Of course, the introduction of scribes into the healthcare setting raises many questions. The potential impact on the physician/patient relationship, the consequences of mistakes in data entry, the potential for overreliance on scribes, legal and regulatory implications, and the return on investment all represent aspects of the scribe model that need to be evaluated.
For Your Consideration
The increasing number of scribes in clinical settings suggests that, for many practices, the benefits may very well exceed the cost. However, be aware that there are factors beyond costs that should be considered before utilizing scribes, such as what types of providers make ideal candidates for scribe support, what types of staff should serve as scribes (e.g., medical assistants, nonclinical personnel), regulatory requirements, and how to determine whether a scribe model is an appropriate fit. To prevent excessive proliferation of scribes, groups will have to develop specific cases that define when their services will be allowed.
Not all organizations will benefit from using scribes; practices and needs vary across provider groups and care settings. With that said, we find that there are generally four categories of providers that should seriously consider using scribes: (1) high-volume providers with significant throughput needs, (2) medical and surgical subspecialists who have been overlooked by traditionally designed EHRs, (3) providers that require extensive health histories taken by the physician instead of during the nurse intake process, and (4) physicians who struggle with technology but otherwise provide high-quality, cost-effective care.
Currently, there are no standardized training protocols or background requirements for scribes, and CMS has yet to issue any formal guidelines for scribe use. The Joint Commission offers little guidance other than to note that scribes must work under direct provider supervision and that verbal orders may never be given by or to scribes. The lack of clearly defined rules and guidelines puts the responsibility on organizations to do their due diligence when considering adopting a scribe model.
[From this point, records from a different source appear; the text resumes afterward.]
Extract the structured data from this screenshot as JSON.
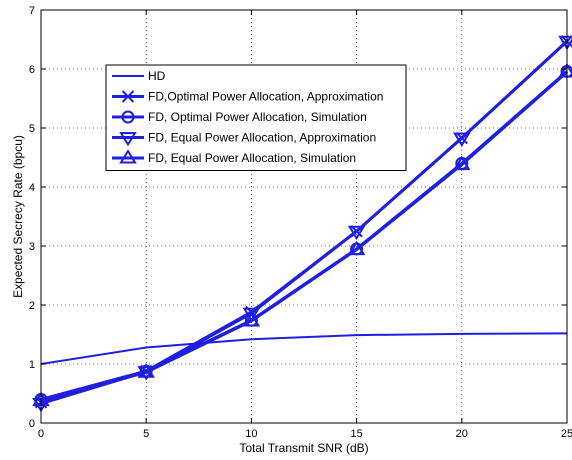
{
  "chart_data": {
    "type": "line",
    "title": "",
    "xlabel": "Total Transmit SNR (dB)",
    "ylabel": "Expected Secrecy Rate (bpcu)",
    "xlim": [
      0,
      25
    ],
    "ylim": [
      0,
      7
    ],
    "xticks": [
      0,
      5,
      10,
      15,
      20,
      25
    ],
    "yticks": [
      0,
      1,
      2,
      3,
      4,
      5,
      6,
      7
    ],
    "grid": true,
    "legend_position": "upper-left",
    "color": "#1f1fe0",
    "series": [
      {
        "name": "HD",
        "marker": "none",
        "lw": 2,
        "x": [
          0,
          5,
          10,
          15,
          20,
          25
        ],
        "y": [
          1.0,
          1.28,
          1.42,
          1.49,
          1.51,
          1.52
        ]
      },
      {
        "name": "FD,Optimal Power Allocation, Approximation",
        "marker": "x",
        "lw": 3,
        "x": [
          0,
          5,
          10,
          15,
          20,
          25
        ],
        "y": [
          0.35,
          0.88,
          1.88,
          3.25,
          4.83,
          6.47
        ]
      },
      {
        "name": "FD, Optimal Power Allocation, Simulation",
        "marker": "circle",
        "lw": 3,
        "x": [
          0,
          5,
          10,
          15,
          20,
          25
        ],
        "y": [
          0.4,
          0.88,
          1.74,
          2.95,
          4.4,
          5.96
        ]
      },
      {
        "name": "FD, Equal Power Allocation, Approximation",
        "marker": "triangle-down",
        "lw": 3,
        "x": [
          0,
          5,
          10,
          15,
          20,
          25
        ],
        "y": [
          0.33,
          0.87,
          1.86,
          3.25,
          4.83,
          6.47
        ]
      },
      {
        "name": "FD, Equal Power Allocation, Simulation",
        "marker": "triangle-up",
        "lw": 3,
        "x": [
          0,
          5,
          10,
          15,
          20,
          25
        ],
        "y": [
          0.38,
          0.86,
          1.73,
          2.94,
          4.38,
          5.95
        ]
      }
    ]
  }
}
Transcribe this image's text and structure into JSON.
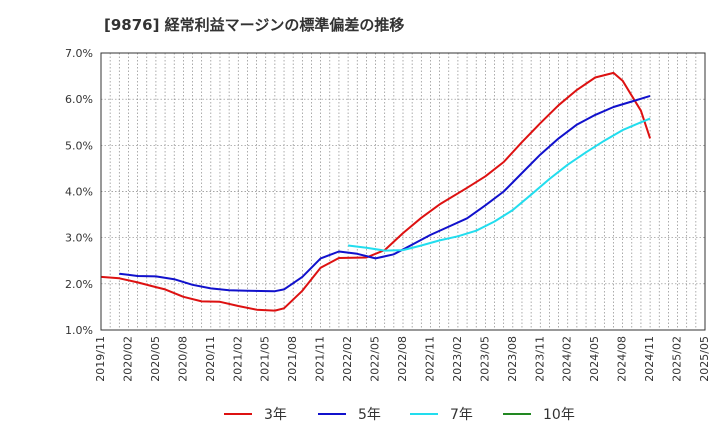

Because of the ambiguity and complexity, not to mention financial questions, that accompany the adoption of a scribe model, ECG Management Consultants recommends that organizations analytically assess where medical scribes may be viable and in what situations by conducting pilot studies to investigate the costs, benefits, and potential drawbacks. An organization should also evaluate outsourcing alternatives versus internal program development. The experts at ECG possess the knowledge and resources to support provider groups with this analysis and evaluation and can assist in creating policies and strategies that clearly define how scribes will be used, streamlining documentation processes, measuring outcomes, and assessing overall fit.
Conclusion
EHRs offer untold value in eliciting greater efficiency, productivity, and care quality. Still, the documentation requirements that accompany EHR implementation and utilization have created an adversarial relationship between clinician and computer. The result is growing frustration with EHRs. The good news is these negative attitudes are reversible with the right solutions in place. Many organizations will instinctively resist the use of scribes, fearing that they will serve as a crutch, effectively excusing physicians from the hard work of learning how to use the EHR. While this is a risk, we believe that effective analysis and planning can create a strong business case for scribes. By adopting a scribe model, organizations and providers have a significant opportunity to not only improve provider efficiency and productivity, but to realize that their EHR is an asset and tool in quality improvement – not a high-tech liability.